Esta política econômica já é suficiente para promover o aumento do desemprego. Mas o estrago não se limitou a este campo: o Estado contribuiu para o processo de reestruturação produtiva, reduzindo os direitos dos trabalhadores (“flexibilização”) e favorecendo o poder das empresas. A exigência de carteira assinada (isto é, encargos sociais, previdência) foi perdendo terreno. De sorte que, hoje, mais da metade da população ocupada o é sem carteira assinada. E é raro que esta prática tenha conseqüências legais para os patrões. Do mesmo modo, a fiscalização passou a ser mais compreensiva para uma série de faltas: a jornada de trabalho muitas vezes se estende bem além do horário normal e freqüentemente não se pagam as horas-extras. O excesso de desempregados permite ao patrão toda sorte de liberalidades.
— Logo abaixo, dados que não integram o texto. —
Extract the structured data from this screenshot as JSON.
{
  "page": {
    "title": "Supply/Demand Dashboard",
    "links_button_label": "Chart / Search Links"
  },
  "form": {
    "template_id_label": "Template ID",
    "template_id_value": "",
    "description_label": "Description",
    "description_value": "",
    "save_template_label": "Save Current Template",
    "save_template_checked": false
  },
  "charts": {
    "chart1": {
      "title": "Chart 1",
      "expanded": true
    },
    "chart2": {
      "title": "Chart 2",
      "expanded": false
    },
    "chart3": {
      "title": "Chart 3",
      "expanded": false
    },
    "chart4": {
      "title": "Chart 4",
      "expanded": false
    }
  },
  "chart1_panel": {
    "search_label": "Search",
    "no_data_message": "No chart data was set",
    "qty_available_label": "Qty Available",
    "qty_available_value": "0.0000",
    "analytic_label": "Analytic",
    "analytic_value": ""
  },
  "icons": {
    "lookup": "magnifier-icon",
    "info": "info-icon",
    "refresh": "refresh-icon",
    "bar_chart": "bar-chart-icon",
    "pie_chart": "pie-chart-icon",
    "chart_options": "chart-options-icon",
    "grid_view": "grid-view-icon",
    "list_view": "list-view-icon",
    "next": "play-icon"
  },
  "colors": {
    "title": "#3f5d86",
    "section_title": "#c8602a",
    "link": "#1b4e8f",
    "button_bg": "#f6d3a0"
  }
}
É verdade que a introdução de novas tecnologias levou a forte desemprego em determinados setores. É o caso do setor bancário, por exemplo, onde a automação acabou com muitas funções antes preenchidas por funcionários. É o caso também da indústria automobilística, onde a robótica reduziu em muito o número de operários. Mas há outros setores onde as novas tecnologias não reduzem, mas geram novos empregos: é o caso da saúde e da educação. A introdução de um novo aparelho exige um novo especialista (ex.: o tomógrafo) e emprego em torno dele. Na escola, a introdução dos computadores implica a criação de cursos de informática, além de técnicos.
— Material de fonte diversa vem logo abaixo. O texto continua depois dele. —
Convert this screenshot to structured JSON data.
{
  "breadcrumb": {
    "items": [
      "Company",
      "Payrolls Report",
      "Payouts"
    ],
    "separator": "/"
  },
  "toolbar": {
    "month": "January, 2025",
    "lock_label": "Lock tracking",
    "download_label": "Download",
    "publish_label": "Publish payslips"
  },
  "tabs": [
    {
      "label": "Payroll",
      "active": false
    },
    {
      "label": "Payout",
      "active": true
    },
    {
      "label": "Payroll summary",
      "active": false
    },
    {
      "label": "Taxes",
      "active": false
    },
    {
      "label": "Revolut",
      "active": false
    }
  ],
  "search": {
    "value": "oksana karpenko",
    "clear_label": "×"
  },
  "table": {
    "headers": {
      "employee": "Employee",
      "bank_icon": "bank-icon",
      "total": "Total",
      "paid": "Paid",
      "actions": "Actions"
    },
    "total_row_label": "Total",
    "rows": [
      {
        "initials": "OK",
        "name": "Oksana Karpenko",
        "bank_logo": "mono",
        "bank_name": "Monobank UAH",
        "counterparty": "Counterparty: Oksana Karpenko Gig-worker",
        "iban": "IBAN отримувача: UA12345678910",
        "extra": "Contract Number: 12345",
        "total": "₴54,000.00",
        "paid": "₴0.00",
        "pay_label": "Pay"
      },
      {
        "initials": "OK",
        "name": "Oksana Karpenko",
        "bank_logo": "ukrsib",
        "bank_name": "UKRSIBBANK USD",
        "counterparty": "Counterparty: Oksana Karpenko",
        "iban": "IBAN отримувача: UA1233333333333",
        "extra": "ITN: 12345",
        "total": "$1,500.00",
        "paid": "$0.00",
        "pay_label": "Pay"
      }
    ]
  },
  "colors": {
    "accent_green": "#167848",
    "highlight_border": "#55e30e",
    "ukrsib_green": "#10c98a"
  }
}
Contrariamente ao que as autoridades públicas têm afirmado, o desemprego não afeta apenas o trabalhador de baixa qualificação. As pesquisas recentes mostram que o desemprego está crescendo proporcionalmente mais entre os que têm maior escolaridade e que os empregos que estão sendo gerados são justamente aqueles que exigem baixa qualificação: “Entre 1989 e 1998, o desemprego cresceu relativamente mais entre os homens, de mais idade (40 anos ou mais), cônjuges e para os de maior escolaridade” (Mattoso, 1999: 14). O desemprego aumentou 124% para os que tinham mais de 11 anos de escolaridade e cresceu 111% entre os que tinham menos de 5 anos (id., ibid.). As pesquisas de Pochmann chegaram a mesma conclusão: “Durante o período de 1992 a 2001, o número de ocupados com curso superior cresceu 62%, contra uma expansão dos desempregados universitários de 120,7% (…)” (2003: 6). A maior quantidade de empregos que têm sido gerados nos últimos anos são os precários: até 3 salários-mínimos (2004: 4).
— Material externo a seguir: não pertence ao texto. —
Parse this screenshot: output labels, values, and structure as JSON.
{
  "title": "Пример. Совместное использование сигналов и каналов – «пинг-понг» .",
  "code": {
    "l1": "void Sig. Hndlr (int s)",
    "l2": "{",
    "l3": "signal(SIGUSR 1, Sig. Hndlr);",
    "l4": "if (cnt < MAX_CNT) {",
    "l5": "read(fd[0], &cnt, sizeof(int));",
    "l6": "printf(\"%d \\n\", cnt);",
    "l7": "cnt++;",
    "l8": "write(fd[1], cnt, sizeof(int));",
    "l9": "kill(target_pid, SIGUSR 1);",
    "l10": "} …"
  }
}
Em suma, o desemprego no Brasil é fundamentalmente resultado do baixo crescimento econômico, conseqüência das políticas adotadas – reforçaremos este argumento mais adiante, com o exemplo internacional. Um crescimento econômico de 5% ao ano no Brasil geraria empregos suficientes para todos os jovens que ingressam no mercado de trabalho. O que bloqueia o crescimento são os juros altos e o elevado superávit primário – que impede a expansão das empresas e o investimento nos setores necessários para gerar desenvolvimento.
[1] Este texto é um desenvolvimento do item “O desemprego” do livro O Desmonte da nação em dados (Lesbaupin e Mineiro, 2002: 77-83).
[2] Este item é uma atualização do item respectivo do meu livro Poder local x exclusão social (2000).
[3] Pesquisa do SEBRAE mostrou que, das 1,39 milhão de empresas abertas entre 2000 e 2002, mais da metade (56%) faliram no período, resultando no fechamento de 2,4 milhões de postos de trabalho. Destas, metade fecharam com menos de dois anos de existência (O Globo, 12/08/2004).
[4] Tanto produtiva – abastecimento, transportes, energia, telecomunicações – quanto social – habitação popular, saneamento básico, saúde, educação.